Have You Ever Seen Your Own Brain?

On Experiencing No Brain

“Have you ever seen your own brain?”

This could have been a question that Bernardo Kastrup could have posed in his book consisting of popular essays: Science Ideated: The Fall Of Matter And The Contours Of The Next Mainstream Scientific Worldview (2021).

Obviously, you haven’t experienced your own brain–because you can’t.

On Having No Head

I’m reminded of Douglas Harding’s book on Having No Head: Zen and the Rediscovery of the Obvious (1961/2014). Harding’s discovery is that he has–that is, can experience–no head. When he sought to describe this experience to others, most balked at the seeming absurdity of his professed discovery. In his words:

Discussion… proved almost invariably quite fruitless. “Naturally I can’t see my head,” my friends would say. “So what?” And foolishly I would begin to reply: “So everything! So you and the whole world are turned upside down and inside out…” It was no good. I was unable to describe my experience in a way that interested the hearers, or conveyed to them anything of its quality or significance. They really had no idea what I was talk-ing about – for both sides an embarrassing situation. Here was something perfectly obvious, immensely significant, a revelation of pure and astonished delight – to me and nobody else! When people start seeing things others can’t see, eyebrows are raised, doctors sent for. And here was I in much the same condition except that mine was a case of not seeing things. Some loneliness and frustration were inevitable. This is how a real madman must feel (I thought) – cut off, unable to communicate.

On Being Almost an Idiot

When it comes to deeper introspective investigations, you need to be almost an idiot–or at least an innocent. Zen, as you’ve no doubt heard, speaks of “beginner’s mind,” but I find that such is even, perhaps, too sophisticated. Be very simple.
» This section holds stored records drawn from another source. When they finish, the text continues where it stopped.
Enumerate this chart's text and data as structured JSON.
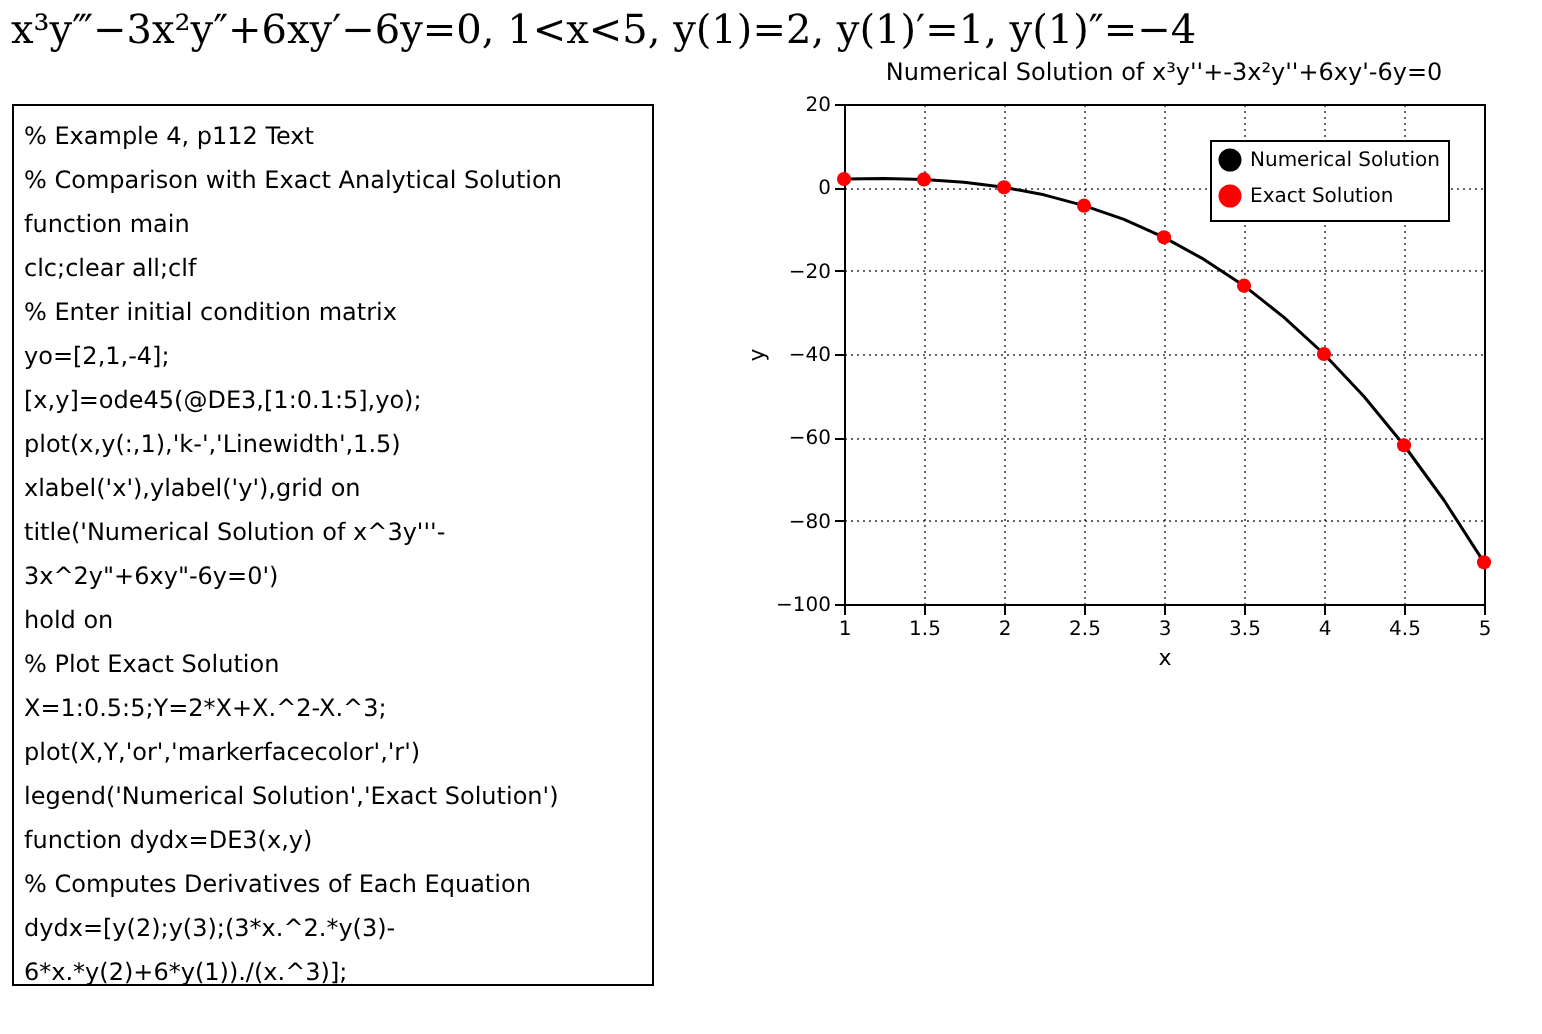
{
  "chart_data": {
    "type": "line",
    "subtitle": "x³y‴−3x²y″+6xy′−6y=0,  1<x<5,  y(1)=2,  y(1)′=1,  y(1)″=−4",
    "title": "Numerical Solution of x³y''+-3x²y''+6xy'-6y=0",
    "xlabel": "x",
    "ylabel": "y",
    "series": [
      {
        "name": "Numerical Solution",
        "color": "#000000",
        "marker": "none",
        "line_style": "solid",
        "x": [
          1,
          1.25,
          1.5,
          1.75,
          2,
          2.25,
          2.5,
          2.75,
          3,
          3.25,
          3.5,
          3.75,
          4,
          4.25,
          4.5,
          4.75,
          5
        ],
        "values": [
          2,
          2.1,
          1.9,
          1.2,
          0,
          -1.8,
          -4.4,
          -7.7,
          -12,
          -17.3,
          -23.6,
          -31.2,
          -40,
          -50.2,
          -61.9,
          -75.1,
          -90
        ]
      },
      {
        "name": "Exact Solution",
        "type": "scatter",
        "color": "#ff0000",
        "marker": "circle",
        "x": [
          1,
          1.5,
          2,
          2.5,
          3,
          3.5,
          4,
          4.5,
          5
        ],
        "values": [
          2,
          1.9,
          0,
          -4.4,
          -12,
          -23.6,
          -40,
          -61.9,
          -90
        ]
      }
    ],
    "xlim": [
      1,
      5
    ],
    "xticks": [
      1,
      1.5,
      2,
      2.5,
      3,
      3.5,
      4,
      4.5,
      5
    ],
    "ylim": [
      -100,
      20
    ],
    "yticks": [
      -100,
      -80,
      -60,
      -40,
      -20,
      0,
      20
    ],
    "grid": true,
    "legend": "top right",
    "annotations": [
      "% Example 4, p112 Text",
      "% Comparison with Exact Analytical Solution",
      "function main",
      "clc;clear all;clf",
      "% Enter initial condition matrix",
      "yo=[2,1,-4];",
      "[x,y]=ode45(@DE3,[1:0.1:5],yo);",
      "plot(x,y(:,1),'k-','Linewidth',1.5)",
      "xlabel('x'),ylabel('y'),grid on",
      "title('Numerical Solution of x^3y'''-",
      "3x^2y\"+6xy\"-6y=0')",
      "hold on",
      "% Plot Exact Solution",
      "X=1:0.5:5;Y=2*X+X.^2-X.^3;",
      "plot(X,Y,'or','markerfacecolor','r')",
      "legend('Numerical Solution','Exact Solution')",
      "function dydx=DE3(x,y)",
      "% Computes Derivatives of Each Equation",
      "dydx=[y(2);y(3);(3*x.^2.*y(3)-",
      "6*x.*y(2)+6*y(1))./(x.^3)];"
    ]
  }
}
Consider what Sri Ramana Maharshi often suggested as a starting point for visitors’ investigations of their true nature. “You know,” he would tell them, “‘I am’ or ‘I exist.’ Of this, you can have no doubt. In which case, begin by investigating what this ‘I am’ truly is. Find out by going all the way.”
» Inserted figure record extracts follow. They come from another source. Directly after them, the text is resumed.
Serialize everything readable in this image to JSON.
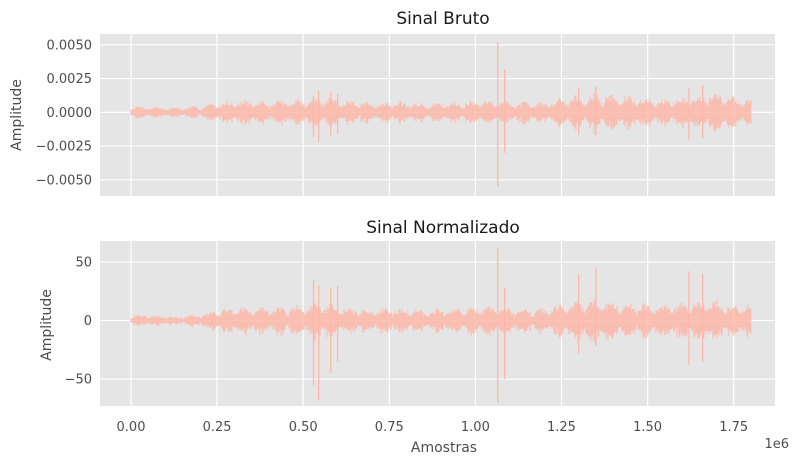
{
  "colors": {
    "panel_bg": "#e5e5e5",
    "grid": "#ffffff",
    "signal": "#fdb7a9",
    "text": "#4d4d4d",
    "title": "#1a1a1a"
  },
  "x_axis": {
    "label": "Amostras",
    "offset_text": "1e6",
    "ticks": [
      0.0,
      0.25,
      0.5,
      0.75,
      1.0,
      1.25,
      1.5,
      1.75
    ],
    "tick_labels": [
      "0.00",
      "0.25",
      "0.50",
      "0.75",
      "1.00",
      "1.25",
      "1.50",
      "1.75"
    ],
    "lim": [
      -0.09,
      1.87
    ],
    "num_samples": 1800000
  },
  "chart_data": [
    {
      "type": "line",
      "title": "Sinal Bruto",
      "xlabel": "",
      "ylabel": "Amplitude",
      "ylim": [
        -0.0062,
        0.0058
      ],
      "yticks": [
        -0.005,
        -0.0025,
        0.0,
        0.0025,
        0.005
      ],
      "ytick_labels": [
        "−0.0050",
        "−0.0025",
        "0.0000",
        "0.0025",
        "0.0050"
      ],
      "grid": true,
      "series": [
        {
          "color": "#fdb7a9",
          "envelope_x": [
            0.0,
            0.05,
            0.1,
            0.15,
            0.2,
            0.25,
            0.3,
            0.35,
            0.4,
            0.45,
            0.5,
            0.55,
            0.6,
            0.65,
            0.7,
            0.75,
            0.8,
            0.85,
            0.9,
            0.95,
            1.0,
            1.05,
            1.1,
            1.15,
            1.2,
            1.25,
            1.3,
            1.35,
            1.4,
            1.45,
            1.5,
            1.55,
            1.6,
            1.65,
            1.7,
            1.75,
            1.8
          ],
          "envelope_y": [
            0.0005,
            0.0005,
            0.0004,
            0.0004,
            0.0005,
            0.0008,
            0.001,
            0.0009,
            0.0009,
            0.001,
            0.0011,
            0.0012,
            0.0011,
            0.0009,
            0.0007,
            0.0009,
            0.0008,
            0.0007,
            0.0008,
            0.0009,
            0.0009,
            0.001,
            0.0009,
            0.0008,
            0.0008,
            0.0012,
            0.0014,
            0.0015,
            0.0014,
            0.0013,
            0.0012,
            0.0011,
            0.0012,
            0.0014,
            0.0016,
            0.0012,
            0.0012
          ],
          "spikes": [
            {
              "x": 0.53,
              "min": -0.0018,
              "max": 0.0012
            },
            {
              "x": 0.545,
              "min": -0.0022,
              "max": 0.0016
            },
            {
              "x": 0.58,
              "min": -0.0017,
              "max": 0.0015
            },
            {
              "x": 0.6,
              "min": -0.0016,
              "max": 0.0014
            },
            {
              "x": 1.065,
              "min": -0.0055,
              "max": 0.0052
            },
            {
              "x": 1.085,
              "min": -0.003,
              "max": 0.0032
            },
            {
              "x": 1.3,
              "min": -0.0017,
              "max": 0.0018
            },
            {
              "x": 1.35,
              "min": -0.0017,
              "max": 0.0019
            },
            {
              "x": 1.62,
              "min": -0.002,
              "max": 0.0018
            },
            {
              "x": 1.66,
              "min": -0.0019,
              "max": 0.002
            }
          ]
        }
      ]
    },
    {
      "type": "line",
      "title": "Sinal Normalizado",
      "xlabel": "Amostras",
      "ylabel": "Amplitude",
      "ylim": [
        -73,
        68
      ],
      "yticks": [
        -50,
        0,
        50
      ],
      "ytick_labels": [
        "−50",
        "0",
        "50"
      ],
      "grid": true,
      "series": [
        {
          "color": "#fdb7a9",
          "envelope_x": [
            0.0,
            0.05,
            0.1,
            0.15,
            0.2,
            0.25,
            0.3,
            0.35,
            0.4,
            0.45,
            0.5,
            0.55,
            0.6,
            0.65,
            0.7,
            0.75,
            0.8,
            0.85,
            0.9,
            0.95,
            1.0,
            1.05,
            1.1,
            1.15,
            1.2,
            1.25,
            1.3,
            1.35,
            1.4,
            1.45,
            1.5,
            1.55,
            1.6,
            1.65,
            1.7,
            1.75,
            1.8
          ],
          "envelope_y": [
            5,
            5,
            4,
            4,
            6,
            10,
            12,
            12,
            12,
            13,
            14,
            16,
            14,
            12,
            10,
            12,
            11,
            10,
            11,
            12,
            12,
            13,
            12,
            11,
            11,
            15,
            18,
            19,
            18,
            17,
            16,
            15,
            16,
            18,
            20,
            16,
            16
          ],
          "spikes": [
            {
              "x": 0.53,
              "min": -55,
              "max": 35
            },
            {
              "x": 0.545,
              "min": -68,
              "max": 30
            },
            {
              "x": 0.58,
              "min": -45,
              "max": 28
            },
            {
              "x": 0.6,
              "min": -35,
              "max": 30
            },
            {
              "x": 1.065,
              "min": -70,
              "max": 62
            },
            {
              "x": 1.085,
              "min": -50,
              "max": 28
            },
            {
              "x": 1.3,
              "min": -28,
              "max": 40
            },
            {
              "x": 1.35,
              "min": -22,
              "max": 45
            },
            {
              "x": 1.62,
              "min": -38,
              "max": 42
            },
            {
              "x": 1.66,
              "min": -35,
              "max": 40
            }
          ]
        }
      ]
    }
  ]
}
Few are naive enough to heed his words. What he suggests seems altogether too intellectually obvious–or perhaps too unsophisticated. But if you want to engage in what Nisargadatta called “authentic spirituality”–by which he meant finding out who you really are–then such naivete is of the first importance. Indeed, such almost stupidity can’t be bypassed since it is the way, or gateless gate.

Back to the Brain and Mind…: Feels Like Versus Looks Like

Suppose you’ve become quite convinced that materialism (or, what is the same thing, physicalism) is very probably metaphysically unjustifiable; suppose, that is, that you’ve come to reject the view that matter is fundamental. Perhaps, then, you’re open to the position of Advaita Vedanta, which is that consciousness is fundamental and, as such, everything is, in some form or another, consciousness.

“OK then, smarty pants, how do you describe the brain, huh?”

One way of clearly stating Kastrup’s point about how to redescribe the brain within an analytic idealist metaphysic would be to appeal to a distinction between “feels like” and “looks like.”

As in meditation, so too in this way of doing philosophy: we must begin with conscious experience. From a first person point of view, my conscious experience consists of perceptions (strictly speaking: just hearing, just seeing, just smelling, and so on arising), thoughts (just thinking arising), emotions (just feeling arising), sensations (just sensing arising), and desires (just desiring arising). I can describe–or be metacognitively aware of–what it feels like for seeing-red to arise, for thinking-of-elephants to arise, and so forth.

“Have I, from a first person point of view, ever seen my brain–or my head?” I’ve seen neither, nor from a first person point of view can I ever see either.

But someone else, from a third person point of view, can see an image–for her, a mental representation–of my thinking. From her third person point of view, my brain is what thinking looks like as a certain representation of an appearance. So Kastrup writes, “The idea is merely that what we call ‘matter’ is the extrinsic appearance of inner mental activity, just as our brain is what our thoughts look like when observed from the outside” (p. 165, my emphasis).

My brain could be called her schema of my arising thoughts.

To be sure, what my thinking feels like for me is correlative–but this only–with what my thinking looks like for her. The former could be called mind, the latter brain.

But where is this brain? The brain, being her representation, is still mental, is still–that is to say–an appearance in the field of consciousness.